Years ago my aunt took me to her favourite char kway teow stall at the market near her home. It was early evening and the hawker was firing up his wok over a charcoal stove (another sign that the hawker is serious about his reputation: a gas stove just doesn’t infuse that smoky flavour into food). The hawker took my aunt’s order and splashed half a ladle of lard into his wok. He added some chopped garlic and slices of waxed pork sausages, and threw in a few cockles and prawns and cubes of crackling. My aunt chatted with him and his wife as he cooked, scraping the wok loudly with his metal spatula. At one point he cranked the handle of a manually operated fan bolted at the stove’s opening. The flames roared over the rim of the wok and I took a step back. Just before he added a fistful of flat rice noodles into the wok my aunt removed two eggs from a plastic box in her handbag and gave them to him. One by one he cracked the eggs into the wok, stirred the mixture, added the rice noodles, and browned them with a splash of thick soy sauce from a ceramic pot. A minute later he dished the char kway teow onto two squares of banana leaves. His wife folded each leaf tightly over the noodles, wrapped the plump green packets in a piece of newspaper and put them in a plastic bag for us.

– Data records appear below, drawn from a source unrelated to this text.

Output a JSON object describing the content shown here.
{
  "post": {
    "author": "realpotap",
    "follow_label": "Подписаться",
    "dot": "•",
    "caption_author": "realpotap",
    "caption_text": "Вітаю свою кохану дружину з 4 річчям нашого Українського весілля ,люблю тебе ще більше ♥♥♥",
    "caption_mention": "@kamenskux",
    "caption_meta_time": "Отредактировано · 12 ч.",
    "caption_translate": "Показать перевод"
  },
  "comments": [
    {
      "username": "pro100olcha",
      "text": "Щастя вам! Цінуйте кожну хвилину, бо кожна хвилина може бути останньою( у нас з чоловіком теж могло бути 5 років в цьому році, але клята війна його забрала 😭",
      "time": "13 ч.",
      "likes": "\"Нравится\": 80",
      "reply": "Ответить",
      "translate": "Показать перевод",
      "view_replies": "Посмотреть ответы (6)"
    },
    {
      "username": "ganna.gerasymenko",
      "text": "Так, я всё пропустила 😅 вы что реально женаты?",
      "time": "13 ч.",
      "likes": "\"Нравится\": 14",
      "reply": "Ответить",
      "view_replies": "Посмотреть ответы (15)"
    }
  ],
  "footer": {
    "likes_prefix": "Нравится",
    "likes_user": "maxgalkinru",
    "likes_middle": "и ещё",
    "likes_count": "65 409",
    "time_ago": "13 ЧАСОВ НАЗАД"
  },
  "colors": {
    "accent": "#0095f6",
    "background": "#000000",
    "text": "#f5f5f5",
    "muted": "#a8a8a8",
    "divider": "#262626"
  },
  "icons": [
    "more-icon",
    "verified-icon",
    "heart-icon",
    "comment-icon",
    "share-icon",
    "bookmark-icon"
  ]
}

‘His eggs not fresh?’ I asked my aunt as she drove us home in her BMW 5 series. The smell of the char kway teow made me wish she’d go faster.
‘He charges me fifty cents extra per egg,’ my aunt said. ‘He thinks I print money! So I always bring my own-lah!’
(A warning: bring your own eggs to a hawker stall only if you’ve been buying from him regularly for, oh, at least fifteen years. Otherwise the eggs will be thrown back into your face, accompanied by a few comments about your mother.)
Time moves slowly in Penang, but it moves. A few months ago a seventy-two year old Hokkien mee seller decided to call it a day after selling his prawn-and-pork-bones soup noodles for over half a century. His customers mourned, but found strength to organize a farewell party for him. Breaking tradition, his children had no interest in continuing the trade. Visiting Penang last year, I noticed how many hawker stalls were run by elderly people. The age of the hawker is a reliable way of gauging the quality of the food. Out at the Air Itam market, half an hour’s drive from the city centre, are the Famous Curry Mee sisters, one aged seventy-eight, the other eighty. Every morning for over sixty years, they have crouched on low wooden stools a few inches off the cement floor, tending their charcoal fire and ladling coconut curry soup from dented aluminium pots into bowls of egg noodles and prawns and cockles and tauhu-pok. I went out there early one morning to eat their noodles. Customers queued patiently, collected their bowls of curry mee and sat at the nearby tables. Tourists walked past the sisters, stopped and snapped photographs. One of the sisters glanced up, but didn’t smile. Watching the two old women stirring their pot, I recalled the first scene of Macbeth. A minute later the steam from their pot softened their lined faces, and for a second I saw them as they were once: young and straight-backed.
So you try most of the street food stalls suggested to you by Penangites and eat your fill of char kway teow, assam laksa, popiah, nasi kandar, rojak, char kueh kak. By the time you leave the island, you will notice that not one of those stalls have the word ‘Penang’ on their signboards.